High school sports fans will notice a few changes this fall to one of the state’s most distinguished athletic conferences as the 2019-20 season begins. The Lake Conference has added two new members — Buffalo and St. Michael-Albertville — to increase membership from five schools to seven.

Original members Eden Prairie, Edina, Hopkins, Minnetonka and Wayzata have been saddled with scheduling difficulties ever since schools with smaller enrollments such as Richfield, Robbinsdale Armstrong, Robbinsdale Cooper and St. Louis Park left the conference for reasons associated with competitive balance.

According to data on the Minnesota High School League website, Wayzata (3,276 students), Minnetonka (3,198 students) and Eden Prairie (2,732 students) are the three largest high schools in the state. Edina is seventh with 2,628 students and Hopkins is 22nd with 1,856 students.

St. Michael-Albertville ranks 17th overall and will be the fifth-largest school in the conference, ahead of Hopkins, with an enrollment of 1,989. Buffalo will start its tenure as the smallest school in the conference and 27th largest in the state with 1,720 students.

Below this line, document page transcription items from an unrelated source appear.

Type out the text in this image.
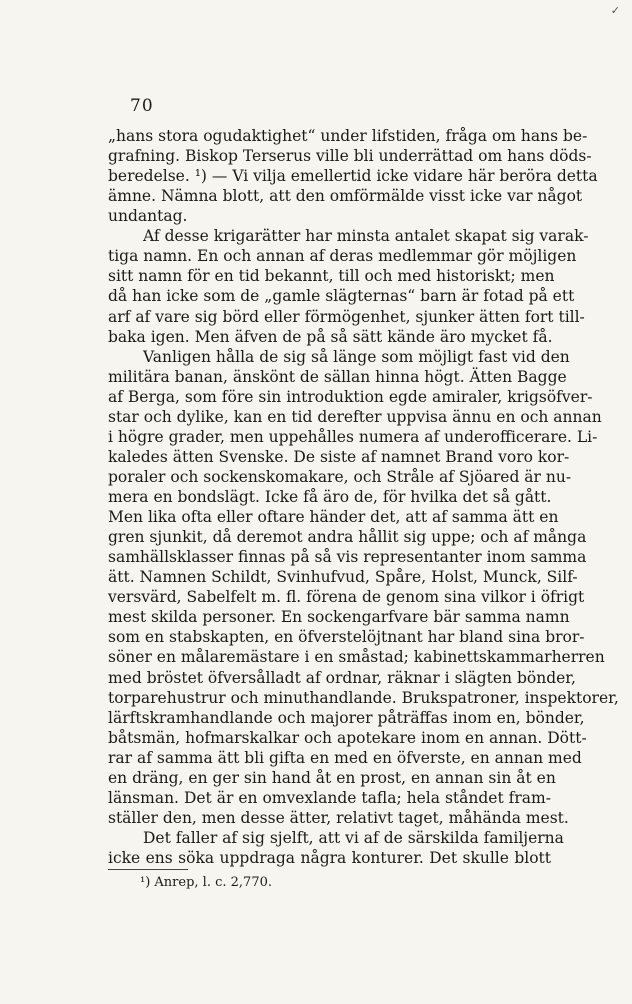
✓
70
„hans stora ogudaktighet“ under lifstiden, fråga om hans be-
grafning. Biskop Terserus ville bli underrättad om hans döds-
beredelse. ¹) — Vi vilja emellertid icke vidare här beröra detta
ämne. Nämna blott, att den omförmälde visst icke var något
undantag.
Af desse krigarätter har minsta antalet skapat sig varak-
tiga namn. En och annan af deras medlemmar gör möjligen
sitt namn för en tid bekannt, till och med historiskt; men
då han icke som de „gamle slägternas“ barn är fotad på ett
arf af vare sig börd eller förmögenhet, sjunker ätten fort till-
baka igen. Men äfven de på så sätt kände äro mycket få.
Vanligen hålla de sig så länge som möjligt fast vid den
militära banan, änskönt de sällan hinna högt. Ätten Bagge
af Berga, som före sin introduktion egde amiraler, krigsöfver-
star och dylike, kan en tid derefter uppvisa ännu en och annan
i högre grader, men uppehålles numera af underofficerare. Li-
kaledes ätten Svenske. De siste af namnet Brand voro kor-
poraler och sockenskomakare, och Stråle af Sjöared är nu-
mera en bondslägt. Icke få äro de, för hvilka det så gått.
Men lika ofta eller oftare händer det, att af samma ätt en
gren sjunkit, då deremot andra hållit sig uppe; och af många
samhällsklasser finnas på så vis representanter inom samma
ätt. Namnen Schildt, Svinhufvud, Spåre, Holst, Munck, Silf-
versvärd, Sabelfelt m. fl. förena de genom sina vilkor i öfrigt
mest skilda personer. En sockengarfvare bär samma namn
som en stabskapten, en öfverstelöjtnant har bland sina bror-
söner en målaremästare i en småstad; kabinettskammarherren
med bröstet öfversålladt af ordnar, räknar i slägten bönder,
torparehustrur och minuthandlande. Brukspatroner, inspektorer,
lärftskramhandlande och majorer påträffas inom en, bönder,
båtsmän, hofmarskalkar och apotekare inom en annan. Dött-
rar af samma ätt bli gifta en med en öfverste, en annan med
en dräng, en ger sin hand åt en prost, en annan sin åt en
länsman. Det är en omvexlande tafla; hela ståndet fram-
ställer den, men desse ätter, relativt taget, måhända mest.
Det faller af sig sjelft, att vi af de särskilda familjerna
icke ens söka uppdraga några konturer. Det skulle blott
¹) Anrep, l. c. 2,770.
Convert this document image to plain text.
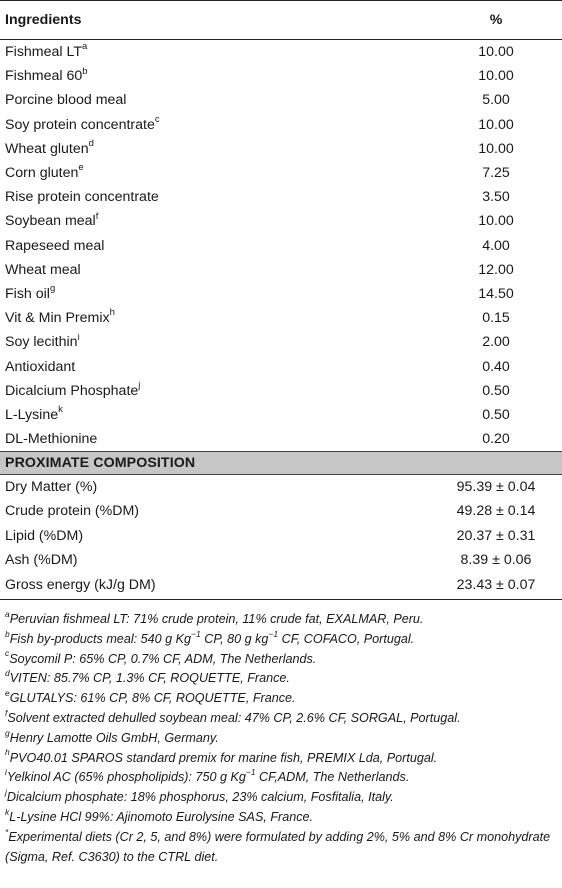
Ingredients	%
Fishmeal $LT^a$	10.00
Fishmeal 60$^b$	10.00
Porcine blood meal	5.00
Soy protein concentrate$^c$	10.00
Wheat gluten$^d$	10.00
Corn gluten$^e$	7.25
Rise protein concentrate	3.50
Soybean meal$^f$	10.00
Rapeseed meal	4.00
Wheat meal	12.00
Fish oil$^g$	14.50
Vit & Min Premix$^h$	0.15
Soy lecithin$^i$	2.00
Antioxidant	0.40
Dicalcium Phosphate$^j$	0.50
L-Lysine$^k$	0.50
DL-Methionine	0.20
PROXIMATE COMPOSITION	
Dry Matter (%)	95.39 ± 0.04
Crude protein (%DM)	49.28 ± 0.14
Lipid (%DM)	20.37 ± 0.31
Ash (%DM)	8.39 ± 0.06
Gross energy (kJ/g DM)	23.43 ± 0.07
$^a$Peruvian fishmeal LT: 71% crude protein, 11% crude fat, EXALMAR, Peru.
$^b$Fish by-products meal: 540 g $Kg^{-1}$ CP, 80 g $kg^{-1}$ CF, COFACO, Portugal.
$^c$Soycomil P: 65% CP, 0.7% CF, ADM, The Netherlands.
$^d$VITEN: 85.7% CP, 1.3% CF, ROQUETTE, France.
$^e$GLUTALYS: 61% CP, 8% CF, ROQUETTE, France.
$^f$Solvent extracted dehulled soybean meal: 47% CP, 2.6% CF, SORGAL, Portugal.
$^g$Henry Lamotte Oils GmbH, Germany.
$^h$PVO40.01 SPAROS standard premix for marine fish, PREMIX Lda, Portugal.
$^i$Yelkinol AC (65% phospholipids): 750 g $Kg^{-1}$ CF,ADM, The Netherlands.
$^j$Dicalcium phosphate: 18% phosphorus, 23% calcium, Fosfitalia, Italy.
$^k$L-Lysine HCl 99%: Ajinomoto Eurolysine SAS, France.
*Experimental diets (Cr 2, 5, and 8%) were formulated by adding 2%, 5% and 8% Cr monohydrate (Sigma, Ref. C3630) to the CTRL diet.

The addition of Buffalo and St. Michael-Albertville will lead to slightly longer commutes to and from games for both student-athletes and spectators.

In the previous conference alignment, the longest drive was 16 miles between Eden Prairie and Wayzata high schools. A trip from Eden Prairie to Buffalo is 38 miles, while a trip from Eden Prairie to St. Michael-Albertville is similar at 37 miles.

Still, the pros seem to outweigh the cons with the new alignment. The communities in both Buffalo and St. Michael-Albertville have invested money in recent years to upgrade their athletic facilities.

The two new schools offer a full slate of varsity athletic programs similar to the five original schools, with a few exceptions. Buffalo and St. Michael-Albertville do not field varsity programs in alpine skiing, Nordic skiing or synchronized swimming.

As far as competitiveness and historical success, St. Michael-Albertville appears to have a slight edge over Buffalo.

In recent history, some of St. Michael-Albertville’s strongest programs included wrestling, football and girls basketball.

The football program has made 10 state tournament appearances since 1997, including a Class 5A state championship in 2015. The program has advanced to the quarterfinals in each of the past two seasons in the new 32-team Class 6A state tournament.

The Knights have won eight state wrestling championships, including one large-school Class 3A title in 2018. The wrestling program also boasts 39 individual state champions — the sixth most in state history.

The girls basketball program at St. Michael-Albertville has made nine state tournament appearances since 2000, including a Class 2A state title in 2001 and a Class 3A state title in 2009.

Buffalo High School won its first-ever state championship in 2007 in boys basketball. In 2009, the school’s boys track and field team won the Class 2A team title.